SAMHD1 promotes SARS-CoV-2 infection by enhancing HNF1-dependent ACE2 expression in lung epithelial cells

Sterile alpha motif and HD domain-containing protein 1 (SAMHD1) restricts a board spectrum of viruses through multifaceted mechanisms. It also limits spontaneous- and virus-induced innate immune responses by suppressing proinflammatory cytokine and type-I interferon (IFN-I) production. Some viruses escape SAMHD1 restriction by utilizing SAMHD1-mediated innate immune suppression to establish effective infection through viral antagonism.
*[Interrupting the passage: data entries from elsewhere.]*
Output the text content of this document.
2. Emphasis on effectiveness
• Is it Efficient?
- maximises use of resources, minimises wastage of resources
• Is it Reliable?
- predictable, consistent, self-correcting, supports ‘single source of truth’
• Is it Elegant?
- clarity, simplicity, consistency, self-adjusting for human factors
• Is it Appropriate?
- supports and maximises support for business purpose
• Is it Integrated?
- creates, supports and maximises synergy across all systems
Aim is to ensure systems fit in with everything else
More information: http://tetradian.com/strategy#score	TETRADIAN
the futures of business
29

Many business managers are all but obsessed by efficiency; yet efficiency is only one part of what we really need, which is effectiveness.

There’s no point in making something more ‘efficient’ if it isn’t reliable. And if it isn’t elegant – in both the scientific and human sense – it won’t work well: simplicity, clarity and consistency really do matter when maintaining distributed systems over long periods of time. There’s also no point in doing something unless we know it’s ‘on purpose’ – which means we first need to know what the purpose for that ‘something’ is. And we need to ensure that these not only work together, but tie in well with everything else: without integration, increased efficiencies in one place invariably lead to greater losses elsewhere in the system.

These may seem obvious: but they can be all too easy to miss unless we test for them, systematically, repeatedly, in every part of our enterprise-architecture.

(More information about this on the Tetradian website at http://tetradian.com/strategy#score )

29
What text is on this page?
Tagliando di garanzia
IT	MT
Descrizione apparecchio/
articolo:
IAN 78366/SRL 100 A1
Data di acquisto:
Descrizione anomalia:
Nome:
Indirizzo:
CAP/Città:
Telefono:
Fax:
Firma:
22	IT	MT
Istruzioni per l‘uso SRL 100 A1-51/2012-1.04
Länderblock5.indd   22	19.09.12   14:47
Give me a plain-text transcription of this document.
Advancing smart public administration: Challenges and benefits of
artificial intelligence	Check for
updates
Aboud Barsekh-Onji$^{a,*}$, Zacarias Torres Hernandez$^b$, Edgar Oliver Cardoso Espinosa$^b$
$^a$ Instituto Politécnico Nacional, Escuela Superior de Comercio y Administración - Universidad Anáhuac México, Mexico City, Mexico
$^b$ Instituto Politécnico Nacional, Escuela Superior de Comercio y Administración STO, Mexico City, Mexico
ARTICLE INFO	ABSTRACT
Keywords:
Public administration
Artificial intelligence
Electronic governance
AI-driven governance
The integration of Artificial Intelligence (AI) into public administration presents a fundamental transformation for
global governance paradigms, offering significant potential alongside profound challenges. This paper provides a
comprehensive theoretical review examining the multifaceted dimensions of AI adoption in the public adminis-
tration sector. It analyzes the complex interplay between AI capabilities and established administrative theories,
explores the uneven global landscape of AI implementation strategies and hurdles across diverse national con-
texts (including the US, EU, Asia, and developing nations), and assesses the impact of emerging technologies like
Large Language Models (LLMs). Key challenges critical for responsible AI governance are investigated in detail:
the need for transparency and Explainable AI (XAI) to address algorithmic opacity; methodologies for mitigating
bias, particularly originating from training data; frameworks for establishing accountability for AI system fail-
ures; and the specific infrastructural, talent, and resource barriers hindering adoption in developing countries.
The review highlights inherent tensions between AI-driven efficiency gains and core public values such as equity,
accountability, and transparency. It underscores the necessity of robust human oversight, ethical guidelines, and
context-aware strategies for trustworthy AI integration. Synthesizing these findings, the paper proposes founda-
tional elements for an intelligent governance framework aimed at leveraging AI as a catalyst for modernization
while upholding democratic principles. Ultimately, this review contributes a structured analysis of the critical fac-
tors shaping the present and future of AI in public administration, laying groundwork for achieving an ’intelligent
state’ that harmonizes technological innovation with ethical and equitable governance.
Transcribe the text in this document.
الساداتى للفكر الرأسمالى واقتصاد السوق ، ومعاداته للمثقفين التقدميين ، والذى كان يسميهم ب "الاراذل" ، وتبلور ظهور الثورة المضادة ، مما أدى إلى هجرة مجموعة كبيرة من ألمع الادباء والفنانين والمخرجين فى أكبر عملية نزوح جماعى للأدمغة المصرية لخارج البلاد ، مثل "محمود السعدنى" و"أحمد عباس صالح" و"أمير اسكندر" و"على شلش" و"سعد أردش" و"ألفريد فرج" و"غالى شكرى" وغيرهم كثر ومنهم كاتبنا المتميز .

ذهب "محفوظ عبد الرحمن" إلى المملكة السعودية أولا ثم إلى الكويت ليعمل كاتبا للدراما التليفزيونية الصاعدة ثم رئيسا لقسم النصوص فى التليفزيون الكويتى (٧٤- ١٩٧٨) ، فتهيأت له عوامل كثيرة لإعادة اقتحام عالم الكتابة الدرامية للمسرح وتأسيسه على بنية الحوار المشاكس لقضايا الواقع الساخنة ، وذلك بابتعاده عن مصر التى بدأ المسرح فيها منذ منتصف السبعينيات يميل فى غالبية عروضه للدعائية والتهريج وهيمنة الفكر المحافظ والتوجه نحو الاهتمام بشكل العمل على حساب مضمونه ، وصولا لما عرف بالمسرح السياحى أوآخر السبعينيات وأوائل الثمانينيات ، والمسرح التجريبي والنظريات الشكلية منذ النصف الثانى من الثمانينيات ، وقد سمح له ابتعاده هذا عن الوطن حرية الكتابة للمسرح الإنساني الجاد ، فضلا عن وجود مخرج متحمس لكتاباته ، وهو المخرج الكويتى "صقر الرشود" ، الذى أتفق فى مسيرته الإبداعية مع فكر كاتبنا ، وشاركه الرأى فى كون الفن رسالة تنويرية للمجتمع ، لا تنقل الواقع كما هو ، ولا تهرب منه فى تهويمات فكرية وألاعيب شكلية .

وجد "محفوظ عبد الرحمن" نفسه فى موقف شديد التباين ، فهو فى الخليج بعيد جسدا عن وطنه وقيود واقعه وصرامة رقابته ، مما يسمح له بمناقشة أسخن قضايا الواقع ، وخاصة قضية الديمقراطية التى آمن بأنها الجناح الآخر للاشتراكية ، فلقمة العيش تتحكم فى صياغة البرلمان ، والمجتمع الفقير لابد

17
Our previous studies showed that SAMHD1 is a proviral factor facilitating replication of severe acute respiratory syndrome coronavirus (SARS-CoV-2) in human macrophages, monocytic THP-1 and epithelial-like HEK293T cell lines by suppressing IFN responses. However, it is unclear about the function of SAMHD1 in lung epithelial cells during SARS-CoV-2 infection. Here, we report that SAMHD1 facilitates SARS-CoV-2 replication in lung epithelial Calu-3 cells by enhancing endogenous expression of the viral receptor angiotensin-converting enzyme 2 (ACE2) via hepatocyte nuclear factor 1-alpha (HNF1α) and HNF1β. Using pseudotyped SARS-CoV-2 and lentiviral vectors, we found that SARS-CoV-2 spike protein-mediated viral entry was suppressed in Calu-3 cells with SAMHD1 knockout (KO). SAMHD1 KO repressed ACE2 expression in Calu-3 cells at mRNA and protein levels. Functional analyses revealed that HNF1α and HNF1β were crucial for the endogenous ACE2 expression in Calu-3 cells. Additionally, SAMHD1 KO led to a reduction in the expression levels and ACE2-promoting function of HNF1α and HNF1β. Inhibition of IFN antiviral response by baricitinib, a Janus kinase 1 and 2 (JAK 1/2) inhibitor, did not revert the suppression of SARS-CoV-2 in SAMHD1 KO Calu-3 cells. Our findings demonstrate that SAMHD1 facilitates HNF1-mediated ACE2 expression and SARS-CoV-2 replication in Calu-3 cells via a novel mechanism beyond its IFN-suppressive function.